New Ethanol Study Finds RFS “Created More Problems Than Solutions”

By Derek Markham, CleanTechnica

A ten-year review of the US Renewable Fuel Standard (RFS) by researchers at the University of Tennessee (UT) found that the RFS is "too reliant" on corn ethanol, and the production of this biofuel is resulting in additional water and soil problems, as well as "hampering advancements" in other biofuels.

Over the course of the last 10 years, corn ethanol has been lauded as being a bridge fuel solution that could reduce air pollution and increase national energy security in the US, and production of corn ethanol has gone from 4 billion gallons per year in 2005 to some 14.3 billion gallons per year in 2014. But corn ethanol hasn’t lived up to its promise as being a cleaner and more environmentally friendly fuel choice, even after an estimated $50 billion in subsidies, in part because of some of the ‘hidden’ costs of ethanol production, and this focus on corn ethanol has lead to a stagnated advanced biofuels industry, according to researchers.

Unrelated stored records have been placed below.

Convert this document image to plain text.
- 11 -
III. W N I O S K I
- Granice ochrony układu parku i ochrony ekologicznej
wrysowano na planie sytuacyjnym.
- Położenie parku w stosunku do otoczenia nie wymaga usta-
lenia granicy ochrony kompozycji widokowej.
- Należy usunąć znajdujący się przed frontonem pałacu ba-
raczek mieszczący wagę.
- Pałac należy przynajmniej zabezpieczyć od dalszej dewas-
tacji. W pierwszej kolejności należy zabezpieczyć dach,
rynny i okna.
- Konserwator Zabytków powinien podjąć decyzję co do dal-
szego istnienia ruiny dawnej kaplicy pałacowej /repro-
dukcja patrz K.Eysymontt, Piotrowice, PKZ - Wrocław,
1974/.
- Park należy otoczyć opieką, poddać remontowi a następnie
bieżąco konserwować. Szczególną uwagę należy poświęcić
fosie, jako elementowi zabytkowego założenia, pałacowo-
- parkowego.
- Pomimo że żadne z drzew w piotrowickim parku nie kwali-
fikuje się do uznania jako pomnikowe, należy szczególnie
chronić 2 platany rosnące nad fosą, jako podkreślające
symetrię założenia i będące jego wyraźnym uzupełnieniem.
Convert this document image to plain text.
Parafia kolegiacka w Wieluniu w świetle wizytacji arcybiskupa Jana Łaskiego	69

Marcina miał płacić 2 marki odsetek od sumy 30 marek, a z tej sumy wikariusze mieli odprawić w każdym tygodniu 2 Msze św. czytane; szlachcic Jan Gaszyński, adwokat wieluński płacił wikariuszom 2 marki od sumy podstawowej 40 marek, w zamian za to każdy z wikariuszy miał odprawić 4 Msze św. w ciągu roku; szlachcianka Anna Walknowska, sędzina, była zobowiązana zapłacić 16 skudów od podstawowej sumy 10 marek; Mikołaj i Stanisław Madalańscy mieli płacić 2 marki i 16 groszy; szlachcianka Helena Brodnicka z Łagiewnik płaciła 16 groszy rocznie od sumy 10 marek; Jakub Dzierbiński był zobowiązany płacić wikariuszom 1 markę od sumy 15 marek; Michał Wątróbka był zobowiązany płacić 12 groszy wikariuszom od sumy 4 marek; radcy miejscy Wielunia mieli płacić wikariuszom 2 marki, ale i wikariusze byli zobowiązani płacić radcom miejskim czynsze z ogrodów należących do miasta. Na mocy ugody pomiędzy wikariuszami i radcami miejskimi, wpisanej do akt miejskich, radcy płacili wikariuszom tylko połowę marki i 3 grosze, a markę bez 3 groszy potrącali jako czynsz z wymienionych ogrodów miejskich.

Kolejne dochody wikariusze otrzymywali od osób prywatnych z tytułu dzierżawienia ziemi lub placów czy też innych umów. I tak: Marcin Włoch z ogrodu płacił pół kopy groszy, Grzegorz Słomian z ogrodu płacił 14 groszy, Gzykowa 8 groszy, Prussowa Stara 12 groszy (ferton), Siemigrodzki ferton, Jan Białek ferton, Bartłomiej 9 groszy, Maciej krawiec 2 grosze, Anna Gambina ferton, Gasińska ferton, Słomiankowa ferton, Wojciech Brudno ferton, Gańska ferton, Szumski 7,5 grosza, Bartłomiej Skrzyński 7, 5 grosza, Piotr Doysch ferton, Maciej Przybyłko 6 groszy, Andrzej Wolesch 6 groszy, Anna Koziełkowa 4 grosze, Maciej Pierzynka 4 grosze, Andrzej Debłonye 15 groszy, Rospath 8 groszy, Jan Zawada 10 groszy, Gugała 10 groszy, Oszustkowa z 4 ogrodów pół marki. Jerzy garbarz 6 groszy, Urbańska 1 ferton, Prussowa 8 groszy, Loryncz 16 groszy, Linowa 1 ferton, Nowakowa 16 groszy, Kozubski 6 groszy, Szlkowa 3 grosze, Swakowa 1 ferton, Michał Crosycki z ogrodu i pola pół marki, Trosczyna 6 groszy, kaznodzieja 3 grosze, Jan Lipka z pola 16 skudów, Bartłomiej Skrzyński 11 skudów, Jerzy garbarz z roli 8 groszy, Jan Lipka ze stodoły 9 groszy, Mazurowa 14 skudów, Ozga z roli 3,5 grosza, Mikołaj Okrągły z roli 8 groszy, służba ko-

One of the claims for increased corn ethanol production has been that it can help reduce the amount of greenhouse gas (GHG) emissions through its wider adoption as a fuel, but that claim seems to have been refuted in this research, as academic studies have shown that it could actually contribute “to a sharp and overall increase of GHGs,” and that ethanol production and use “emits more particulate matter, ozone (as well as other smog precursors), and other air pollutants than gasoline."